0. Okay, seriously though, it'll be very small; perhaps we'll be able to
get it down to half a K of processor-specific executable code, plus another
512 bytes of parameters. Add in the boot sector, and that's all the
nonportable code.
>How big is a mature implementation of your
>interpreter going to be?
Hard to say, because although the VM I discussed above contains an
interpreter, there's also languages above that; for example, there's one
which contains the same basic features of the VM language, but with the
addition of complex data structures and garbage collection.
The most basic interpreter, though, including all appropriate libraries and
data, will total about 256K -- at any rate, it WILL fit on a floppy disk,
because I Have Declared It ;-).
>How many things is it going to do internally,
>how many will be pushed into required standard functionality to perform
>the same task?
I don't know what you mean by "standard" there, but anything done by the VM
will be the Right Way to do things. Any code which re-impliments a feature
of the VM is broken :-).
>Concerns over how big an 'unabridged' edition of the machine would be
>have some merit, but not as much as you're attributing to the issue.
Okay, here's the concern I'm expressing: contrary to your statement, I
believe that my optimiser, with or without metainformation, will produce
compact, efficient code. I base this opinion on systems similar to mine,
such as Quartus Forth and 4THCOMP.
>There is no requirement that a compiler issue, or the
>interpreter honor,
>any optional data. If the optional data represents 80% of the
>dictionary,
>and 90% of the implementation complexity, who really cares? All I've
>done
>is provide a formal vessel into which optional tools can place their
>data, in an attempt to avoid ad hoc formats. What does that hurt?
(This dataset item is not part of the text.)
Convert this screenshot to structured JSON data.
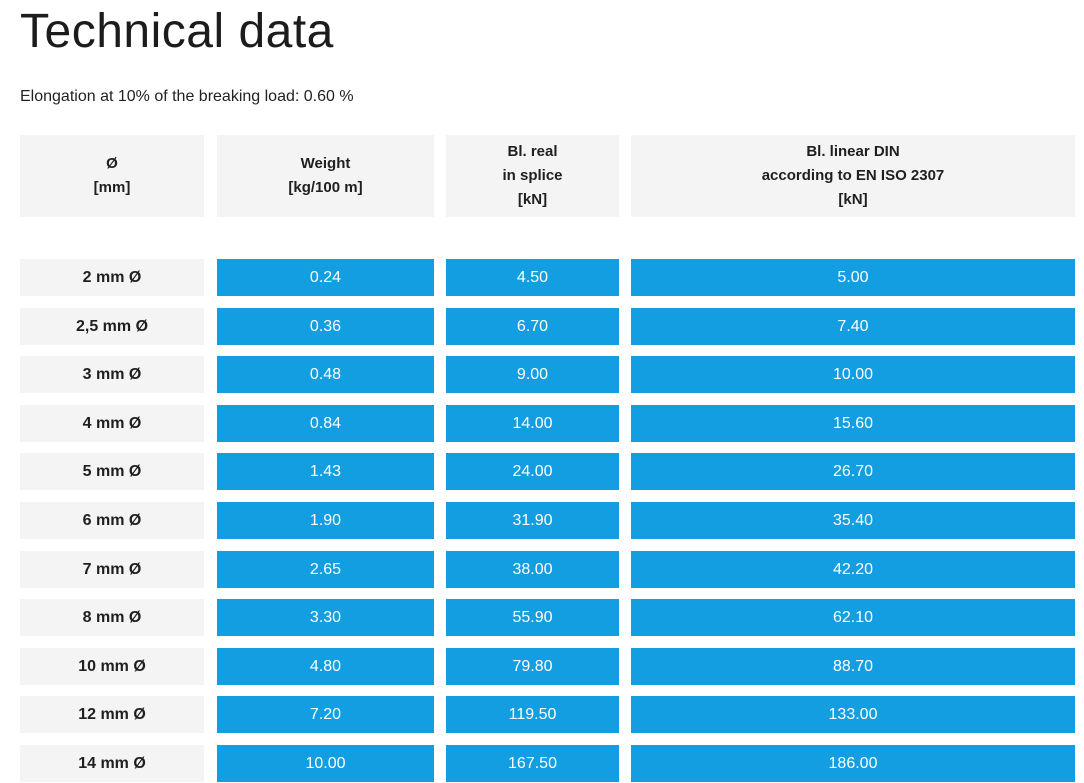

>Nothing, according to the industry examples I can find.
Our discussion used to be about a language which _required_ parameter names
to be included in every call. I don't know what you're discussing now, but
it's definitely not the same thing. Could you provide an URL, or give a
description of what you're talking about?
>Different environments will contain a different subset of the content
>handlers for the language. My deployment environments won't care about
>debug data. My dev environment will. My palm pilot doesn't care about
>MPP or high precision math or vector math, or advanced speed-for-space
>tradeoffs. My workstation doesn't care about space-for-speed
>tradeoffs,
>but when I'm downloading a new multiplayer game off the net, I'd much
>appreciate if it was usable the first time I ran it. No VM I know of
>is giving me that.
Check out Elate, formerly known as Tao OS, at
http://www.tao.co.uk/2/tao/index.html. Very cool. Very similar to what Sam
and I are building, and does exactly what you say.